The published report notes the recommendations apply to adults 18 years and older. The U.S. Preventive Services Task Force makes recommendations about the effectiveness of specific preventive care services for patients without related signs or symptoms.
In its final statement, the USPSTF extended their recommendations for all U.S. adults, not just pregant and postpartum women, according to Modern Healthcare.
The magnitude of harms associated with screening adults for depression and providing them with cognitive behavioral therapy is "small to none," the authors wrote.
As The New York Times reports, the guidelines, issued as part of updated depression-screening guidelines, are expected to push providers to provide such screenings.

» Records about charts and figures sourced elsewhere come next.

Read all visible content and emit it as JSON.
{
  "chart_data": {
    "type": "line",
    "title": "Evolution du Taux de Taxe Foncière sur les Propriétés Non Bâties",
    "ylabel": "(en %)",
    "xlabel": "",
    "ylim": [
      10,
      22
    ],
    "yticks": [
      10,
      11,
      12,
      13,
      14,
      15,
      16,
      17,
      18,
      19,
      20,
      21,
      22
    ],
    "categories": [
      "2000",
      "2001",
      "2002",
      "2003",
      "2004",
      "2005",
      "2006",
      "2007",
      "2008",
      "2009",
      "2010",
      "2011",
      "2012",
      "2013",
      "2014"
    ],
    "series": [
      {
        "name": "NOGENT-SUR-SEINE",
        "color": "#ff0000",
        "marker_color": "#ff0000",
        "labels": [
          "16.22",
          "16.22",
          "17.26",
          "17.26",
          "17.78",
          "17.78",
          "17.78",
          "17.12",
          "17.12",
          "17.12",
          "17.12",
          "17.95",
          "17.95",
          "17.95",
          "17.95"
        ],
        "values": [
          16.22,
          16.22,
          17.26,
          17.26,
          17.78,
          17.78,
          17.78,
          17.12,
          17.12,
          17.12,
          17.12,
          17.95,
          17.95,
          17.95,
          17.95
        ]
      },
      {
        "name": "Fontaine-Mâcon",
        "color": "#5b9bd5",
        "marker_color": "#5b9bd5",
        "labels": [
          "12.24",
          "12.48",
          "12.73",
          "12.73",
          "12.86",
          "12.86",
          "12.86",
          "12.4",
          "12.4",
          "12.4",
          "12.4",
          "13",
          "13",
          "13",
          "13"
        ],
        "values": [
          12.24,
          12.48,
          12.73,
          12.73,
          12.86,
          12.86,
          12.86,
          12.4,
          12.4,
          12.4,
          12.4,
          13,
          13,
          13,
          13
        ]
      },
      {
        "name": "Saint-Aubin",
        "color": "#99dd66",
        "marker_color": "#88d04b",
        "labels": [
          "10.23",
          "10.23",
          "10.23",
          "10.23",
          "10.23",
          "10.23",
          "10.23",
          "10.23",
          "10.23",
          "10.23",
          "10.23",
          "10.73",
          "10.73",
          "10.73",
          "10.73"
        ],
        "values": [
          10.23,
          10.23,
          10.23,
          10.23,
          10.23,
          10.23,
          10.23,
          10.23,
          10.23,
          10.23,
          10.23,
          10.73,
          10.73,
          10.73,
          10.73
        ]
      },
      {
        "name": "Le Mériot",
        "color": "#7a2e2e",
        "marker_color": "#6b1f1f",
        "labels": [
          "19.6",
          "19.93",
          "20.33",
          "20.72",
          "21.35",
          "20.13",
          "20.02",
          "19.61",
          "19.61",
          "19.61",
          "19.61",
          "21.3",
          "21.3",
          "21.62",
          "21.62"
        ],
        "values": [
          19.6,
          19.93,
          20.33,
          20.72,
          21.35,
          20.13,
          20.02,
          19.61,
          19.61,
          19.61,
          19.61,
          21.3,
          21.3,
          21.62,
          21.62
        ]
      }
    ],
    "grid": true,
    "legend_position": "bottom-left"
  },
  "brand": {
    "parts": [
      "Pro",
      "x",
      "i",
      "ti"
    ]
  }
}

The USPSTF stated it reviewed the "evidence on the benefits and harms of screening for depression in adult populations, including older adults and pregnant and postpartum women; the accuracy of depression screening instruments; and the benefits and harms of depression treatment in these populations."
The task force does not specify how often such screening should be made during pregnancy but noted cognitive behavioral therapy was helpful.
"The USPSTF recognizes that clinical decisions involve more considerations than evidence alone," the authors noted. "Clinicians should understand the evidence but individualize decision making to the specific patient or situation. Similarly, the USPSTF notes that policy and coverage decisions involve considerations in addition to the evidence of clinical benefits and harms."
The guidelines come after the agency released new breast cancer screening guidelines recommending mammograms every two years for women starting at age 50, adding they should be optional for women in their 40s, which put the government at odds with American Cancer Society guidelines issued last October.